Opernnetz

Kulturmagazin mit Charakter

Foto © Lukasz Rajchert

Hintergründe

Zwischen Mordlust und Hingabe

Auch beim 24. Kurt-Weill-Fest in Dessau wird wieder das musikalische Umfeld des Komponisten beleuchtet. Dabei wird der Bogen vom – heiter moderierten – Konzert bis zur Kurzoper weit gespannt. Schon das Eröffnungskonzert zeugt von der auch diesjährigen hohen Qualität des Festivals.
Ernst Kovacic mit Studenten - Foto © Kurt-Weill-Fest Dessau

Da können die Sachsen-Anhalter froh und dankbar sein – auch die Prominenz weiß das: Das Kurt-Weill-Fest in Dessau ist ein besonderes Ereignis am kulturpolitischen und gesellschaftlichen Himmel von Sachsen-Anhalt, an dem längst nicht überall die Sonne strahlt.
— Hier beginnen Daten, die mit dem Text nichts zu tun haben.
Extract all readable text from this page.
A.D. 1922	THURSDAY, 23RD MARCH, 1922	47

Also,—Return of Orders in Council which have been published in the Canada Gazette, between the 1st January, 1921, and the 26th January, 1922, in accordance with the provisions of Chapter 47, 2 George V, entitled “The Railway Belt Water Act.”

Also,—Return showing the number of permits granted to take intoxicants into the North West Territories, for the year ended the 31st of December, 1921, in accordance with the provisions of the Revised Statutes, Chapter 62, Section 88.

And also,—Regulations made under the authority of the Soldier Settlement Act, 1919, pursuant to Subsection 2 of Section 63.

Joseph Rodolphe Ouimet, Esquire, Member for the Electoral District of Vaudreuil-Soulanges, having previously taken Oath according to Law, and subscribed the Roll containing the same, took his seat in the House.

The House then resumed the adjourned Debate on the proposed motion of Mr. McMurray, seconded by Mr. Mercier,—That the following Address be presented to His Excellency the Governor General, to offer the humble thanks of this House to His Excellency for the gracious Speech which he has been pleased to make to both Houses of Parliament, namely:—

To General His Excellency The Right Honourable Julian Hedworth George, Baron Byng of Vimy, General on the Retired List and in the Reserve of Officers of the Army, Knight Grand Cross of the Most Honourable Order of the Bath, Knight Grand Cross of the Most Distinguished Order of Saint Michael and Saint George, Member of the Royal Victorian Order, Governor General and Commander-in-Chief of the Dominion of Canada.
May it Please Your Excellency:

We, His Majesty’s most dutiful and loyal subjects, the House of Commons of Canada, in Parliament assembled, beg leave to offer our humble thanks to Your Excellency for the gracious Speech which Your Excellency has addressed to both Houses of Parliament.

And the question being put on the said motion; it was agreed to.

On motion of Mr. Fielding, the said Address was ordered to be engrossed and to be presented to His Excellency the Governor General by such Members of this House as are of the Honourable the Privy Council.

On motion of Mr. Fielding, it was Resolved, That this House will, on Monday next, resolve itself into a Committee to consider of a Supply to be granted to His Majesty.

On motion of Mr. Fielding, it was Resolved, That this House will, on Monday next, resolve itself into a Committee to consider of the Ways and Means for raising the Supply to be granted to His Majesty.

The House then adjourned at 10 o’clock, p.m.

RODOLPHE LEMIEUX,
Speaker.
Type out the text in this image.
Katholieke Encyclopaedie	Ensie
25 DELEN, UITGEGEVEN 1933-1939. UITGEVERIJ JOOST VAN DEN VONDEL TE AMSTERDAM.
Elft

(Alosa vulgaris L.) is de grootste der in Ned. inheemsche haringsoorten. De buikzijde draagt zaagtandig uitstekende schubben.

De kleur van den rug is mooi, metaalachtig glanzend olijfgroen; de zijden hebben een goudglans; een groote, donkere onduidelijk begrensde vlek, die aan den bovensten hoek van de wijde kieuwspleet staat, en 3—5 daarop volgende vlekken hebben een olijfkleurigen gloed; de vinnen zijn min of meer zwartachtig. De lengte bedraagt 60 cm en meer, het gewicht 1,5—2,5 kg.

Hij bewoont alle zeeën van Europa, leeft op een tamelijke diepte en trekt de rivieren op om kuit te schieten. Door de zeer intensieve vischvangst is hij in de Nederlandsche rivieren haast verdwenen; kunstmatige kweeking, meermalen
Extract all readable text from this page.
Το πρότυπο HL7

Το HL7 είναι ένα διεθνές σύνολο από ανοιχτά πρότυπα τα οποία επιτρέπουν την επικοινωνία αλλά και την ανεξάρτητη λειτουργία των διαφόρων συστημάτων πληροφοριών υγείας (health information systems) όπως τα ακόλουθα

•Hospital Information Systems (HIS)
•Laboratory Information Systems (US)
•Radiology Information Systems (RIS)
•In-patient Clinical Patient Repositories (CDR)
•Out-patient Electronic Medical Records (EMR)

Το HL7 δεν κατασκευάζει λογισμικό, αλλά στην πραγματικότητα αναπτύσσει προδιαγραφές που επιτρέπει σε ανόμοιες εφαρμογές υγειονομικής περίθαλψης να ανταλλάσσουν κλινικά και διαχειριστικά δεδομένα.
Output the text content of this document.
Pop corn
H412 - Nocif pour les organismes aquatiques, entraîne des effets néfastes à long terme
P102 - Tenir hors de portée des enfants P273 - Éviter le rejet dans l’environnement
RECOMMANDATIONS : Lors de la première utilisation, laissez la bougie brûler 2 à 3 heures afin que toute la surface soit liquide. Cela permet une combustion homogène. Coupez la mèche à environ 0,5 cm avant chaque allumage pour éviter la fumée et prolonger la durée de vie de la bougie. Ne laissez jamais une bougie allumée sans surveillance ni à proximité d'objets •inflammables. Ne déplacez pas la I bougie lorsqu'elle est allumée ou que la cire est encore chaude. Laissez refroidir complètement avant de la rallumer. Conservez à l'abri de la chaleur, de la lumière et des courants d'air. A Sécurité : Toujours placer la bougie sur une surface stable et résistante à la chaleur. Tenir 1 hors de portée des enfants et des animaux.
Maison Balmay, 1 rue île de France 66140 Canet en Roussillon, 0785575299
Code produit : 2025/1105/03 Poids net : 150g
Zur Eröffnung des 24. Kurt-Weill-Festes am 26. Februar kommen sie alle: Der Ministerpräsident, der Oberbürgermeister, viele Besucher aus dem Umland, aus Berlin und weiter her. Terminlich geschickt zusammengefasst beginnt dieser Tag mit dem offiziellen Festakt und abends – endlich – dem Eröffnungskonzert.  Mit Werken von Igor Strawinsky, Kurt Weill, Ernst Krenek und Modest Mussorgsky stellt das Festival die entscheidenden Komponisten der neuen Moderne des beginnenden 20. Jahrhunderts vor. Die Besucher des diesjährigen Festes in Dessau dürften überrascht sein. Auch nach 24 Jahren gelingt es den Veranstaltern, mit neuen Entdeckungen bei Weill und seinen Zeitgenossen dem Festival ungewohnte Akzente zu geben.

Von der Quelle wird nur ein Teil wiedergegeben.